布きれで身を隠す程度では、彼らの劣情を煽るばかりだった。
(どうして……)
(私は……)
抵抗するための力がなかった。
何故力がないのだろうと斗亜は不思議に思った。
――日常は壊されているのだ、だから。
再構築するために力がいる。
(……なんで私……)
考えれば容易に辿り着く答えだったのに。まだ、斗亜の世界は戻って来ていなかった。
戻ってきたと錯覚していたのは斗亜の落ち度だった。
(奪われたら……奪い返さなくちゃ……)
歩むべき道は複数に分かれていたが、その瞬間斗亜の目の前にあったのは一本の道だけだった。

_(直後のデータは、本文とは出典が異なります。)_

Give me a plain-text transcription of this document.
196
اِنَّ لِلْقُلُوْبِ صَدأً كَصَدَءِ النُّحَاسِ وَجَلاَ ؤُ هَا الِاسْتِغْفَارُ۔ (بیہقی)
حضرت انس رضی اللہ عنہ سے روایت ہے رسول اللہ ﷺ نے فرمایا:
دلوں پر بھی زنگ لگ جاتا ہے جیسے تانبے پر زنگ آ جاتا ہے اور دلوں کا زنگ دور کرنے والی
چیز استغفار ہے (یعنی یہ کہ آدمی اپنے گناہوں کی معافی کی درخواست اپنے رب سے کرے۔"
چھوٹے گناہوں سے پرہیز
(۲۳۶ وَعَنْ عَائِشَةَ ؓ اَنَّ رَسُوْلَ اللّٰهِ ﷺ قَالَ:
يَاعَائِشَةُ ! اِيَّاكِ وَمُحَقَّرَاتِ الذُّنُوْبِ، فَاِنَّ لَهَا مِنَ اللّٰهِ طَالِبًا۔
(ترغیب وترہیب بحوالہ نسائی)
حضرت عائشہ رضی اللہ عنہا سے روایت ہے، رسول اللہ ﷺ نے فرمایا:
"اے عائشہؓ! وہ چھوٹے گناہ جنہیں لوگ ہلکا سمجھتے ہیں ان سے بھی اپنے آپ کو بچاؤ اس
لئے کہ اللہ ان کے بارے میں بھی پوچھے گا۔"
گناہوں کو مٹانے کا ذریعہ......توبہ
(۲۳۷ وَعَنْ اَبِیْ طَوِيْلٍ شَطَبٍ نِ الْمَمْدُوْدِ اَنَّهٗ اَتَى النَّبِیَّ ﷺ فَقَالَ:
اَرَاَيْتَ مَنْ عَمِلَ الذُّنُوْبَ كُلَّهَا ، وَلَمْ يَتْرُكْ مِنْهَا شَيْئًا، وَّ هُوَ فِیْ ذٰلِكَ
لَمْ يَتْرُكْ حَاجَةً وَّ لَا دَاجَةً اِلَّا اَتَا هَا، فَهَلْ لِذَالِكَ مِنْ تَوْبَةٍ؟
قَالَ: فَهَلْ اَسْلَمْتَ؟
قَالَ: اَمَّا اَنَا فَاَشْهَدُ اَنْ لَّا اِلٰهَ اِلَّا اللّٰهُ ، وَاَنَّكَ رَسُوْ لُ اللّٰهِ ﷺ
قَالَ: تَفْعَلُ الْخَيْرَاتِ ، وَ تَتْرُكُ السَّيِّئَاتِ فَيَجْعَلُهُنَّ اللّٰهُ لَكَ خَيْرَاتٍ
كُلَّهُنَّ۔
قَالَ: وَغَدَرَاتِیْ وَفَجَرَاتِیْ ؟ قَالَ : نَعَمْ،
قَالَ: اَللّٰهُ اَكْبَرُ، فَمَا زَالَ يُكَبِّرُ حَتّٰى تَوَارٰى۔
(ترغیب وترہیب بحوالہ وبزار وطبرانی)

果てない暗黒の海を漂う中で、目印となる灯台を見つけたようなひらめきだった。
(こいつらを……)
武器はない。力もない。
斗亜はあまりにも非力な存在だった。
ソレジャア、イッキマース
脱グノ早スギダロ
待テヨ――俺ガ先ダロ
声は近づき。
事は進んでいき。
しかし斗亜は既に恐ろしいとは思っていなかった。
心に宿るのはただ、憎悪。
憎しみの渦が、斗亜を憮然とその場に留まらせていた。
害獣を、駆除せねば――殺意にぎらつく瞳が、ケダモノの目を捉えた。
(コロサナクチャ……)
そう思った瞬間だった。
「――とぉう!」
真っ暗闇に落ちかけた視界に、何かが迸った。
青白い稲光――斗亜に手を伸ばした男の首筋で断続的に発生していた。
男の体がびくり、と痙攣してそれから横に倒れた。陸に打ちあげられた魚のように、未だにびく、びく、と小刻みに震えている。
突然のことで背後のふたりも動揺し、衣服にかけていた手を止めていた。
「……あ? 赤雷?」
「……う、うぁ……あ……」
「お仕置きだヨ!」
そう言って仁王立ちしているのは――スタンガンを手にしたハロウィンだった。